Athletes should individually determine a refueling plan that meets their nutritional goals (including hydration) and minimizes gastrointestinal distress.

The goal is to find products that work for you. Some folks use sports drinks such as Gatorade, others don't like them or can't tolerate them. With my sensitive gut (scaring from Crohn's disease), I can't handle sports bars when I'm pushing hard (e.g. climbing out of Flatrock) but gels and Gatorade are perfect. Many of my friends do great with sports bars.

In my last two Skylines, my shirt was covered with salt from sweating. The average amount of sodium lost in two pounds of sweat is 800 mg -- that's almost a half of a teaspoon of table salt. Some folks lose more, some less. Being fit and heat acclimated decreases your sodium losses. However, some folks (salty sweaters) lose a lot of sodium regardless.

Muscle cramps are due to salt losses (specifically sodium), not potassium. On a warm/hot Skyline, it's easy to see how someone can start cramping climbing out of Flatrock. Last Saturday, I was passing out fast food salt packets to folks who were cramping. There are also salt replacement products (e.g. Salt Stick) for people who prefer drinking only water.

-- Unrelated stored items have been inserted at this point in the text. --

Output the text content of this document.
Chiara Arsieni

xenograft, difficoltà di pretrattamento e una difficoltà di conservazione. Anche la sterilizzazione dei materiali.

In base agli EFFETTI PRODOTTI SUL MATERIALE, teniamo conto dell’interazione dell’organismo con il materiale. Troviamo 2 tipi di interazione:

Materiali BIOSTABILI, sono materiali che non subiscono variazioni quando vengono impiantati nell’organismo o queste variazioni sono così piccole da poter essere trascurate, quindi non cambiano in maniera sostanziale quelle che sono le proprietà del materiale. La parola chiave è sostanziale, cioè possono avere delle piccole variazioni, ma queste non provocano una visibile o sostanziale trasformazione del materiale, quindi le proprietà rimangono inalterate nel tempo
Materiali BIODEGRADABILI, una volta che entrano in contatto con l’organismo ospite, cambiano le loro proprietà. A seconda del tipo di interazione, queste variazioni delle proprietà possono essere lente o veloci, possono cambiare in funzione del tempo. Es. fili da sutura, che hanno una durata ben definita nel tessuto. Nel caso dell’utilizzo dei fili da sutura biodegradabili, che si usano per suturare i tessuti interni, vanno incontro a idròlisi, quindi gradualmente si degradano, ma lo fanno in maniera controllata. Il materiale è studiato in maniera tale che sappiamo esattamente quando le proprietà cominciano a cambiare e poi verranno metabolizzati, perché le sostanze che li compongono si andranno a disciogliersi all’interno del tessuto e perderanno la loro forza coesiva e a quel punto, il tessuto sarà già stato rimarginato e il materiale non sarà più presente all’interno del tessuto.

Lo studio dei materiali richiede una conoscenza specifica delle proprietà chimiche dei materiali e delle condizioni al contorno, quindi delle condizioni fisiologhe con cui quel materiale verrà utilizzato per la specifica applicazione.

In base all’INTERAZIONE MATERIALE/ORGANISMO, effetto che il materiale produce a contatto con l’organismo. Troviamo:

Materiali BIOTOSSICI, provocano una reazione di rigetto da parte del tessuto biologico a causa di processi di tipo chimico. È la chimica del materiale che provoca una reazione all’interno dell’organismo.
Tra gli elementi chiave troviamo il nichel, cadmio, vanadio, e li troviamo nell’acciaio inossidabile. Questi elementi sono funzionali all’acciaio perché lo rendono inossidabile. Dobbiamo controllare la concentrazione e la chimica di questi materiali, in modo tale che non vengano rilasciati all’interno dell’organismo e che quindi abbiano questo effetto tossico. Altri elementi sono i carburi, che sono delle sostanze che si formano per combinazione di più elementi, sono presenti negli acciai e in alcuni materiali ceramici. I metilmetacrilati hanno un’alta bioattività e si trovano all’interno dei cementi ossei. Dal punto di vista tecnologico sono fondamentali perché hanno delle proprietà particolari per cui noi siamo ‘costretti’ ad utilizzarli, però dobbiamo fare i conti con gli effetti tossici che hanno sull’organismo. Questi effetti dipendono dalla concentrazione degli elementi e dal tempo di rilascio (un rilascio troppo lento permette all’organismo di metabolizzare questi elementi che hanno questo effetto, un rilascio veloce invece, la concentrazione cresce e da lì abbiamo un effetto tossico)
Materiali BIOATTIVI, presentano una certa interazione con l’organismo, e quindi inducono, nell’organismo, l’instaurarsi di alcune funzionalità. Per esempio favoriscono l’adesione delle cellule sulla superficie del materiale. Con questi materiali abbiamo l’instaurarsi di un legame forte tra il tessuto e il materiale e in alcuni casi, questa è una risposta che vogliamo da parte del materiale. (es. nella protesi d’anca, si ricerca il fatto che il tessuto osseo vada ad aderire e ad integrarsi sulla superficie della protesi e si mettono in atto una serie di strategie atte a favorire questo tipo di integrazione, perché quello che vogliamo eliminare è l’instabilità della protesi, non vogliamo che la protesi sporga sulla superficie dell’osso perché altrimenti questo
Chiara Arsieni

Coconut water is popular among hikers but low in sodium. If you like it, keep using it but carry a source of salt.

When I work with endurance athletes to help develop a fuel/hydration plan, we test out a variety of products (sports drinks, gels, bars, jelly beans, blocs) and real food (dried fruit, nuts, sandwiches, chips, etc.) to find the combination that works the best.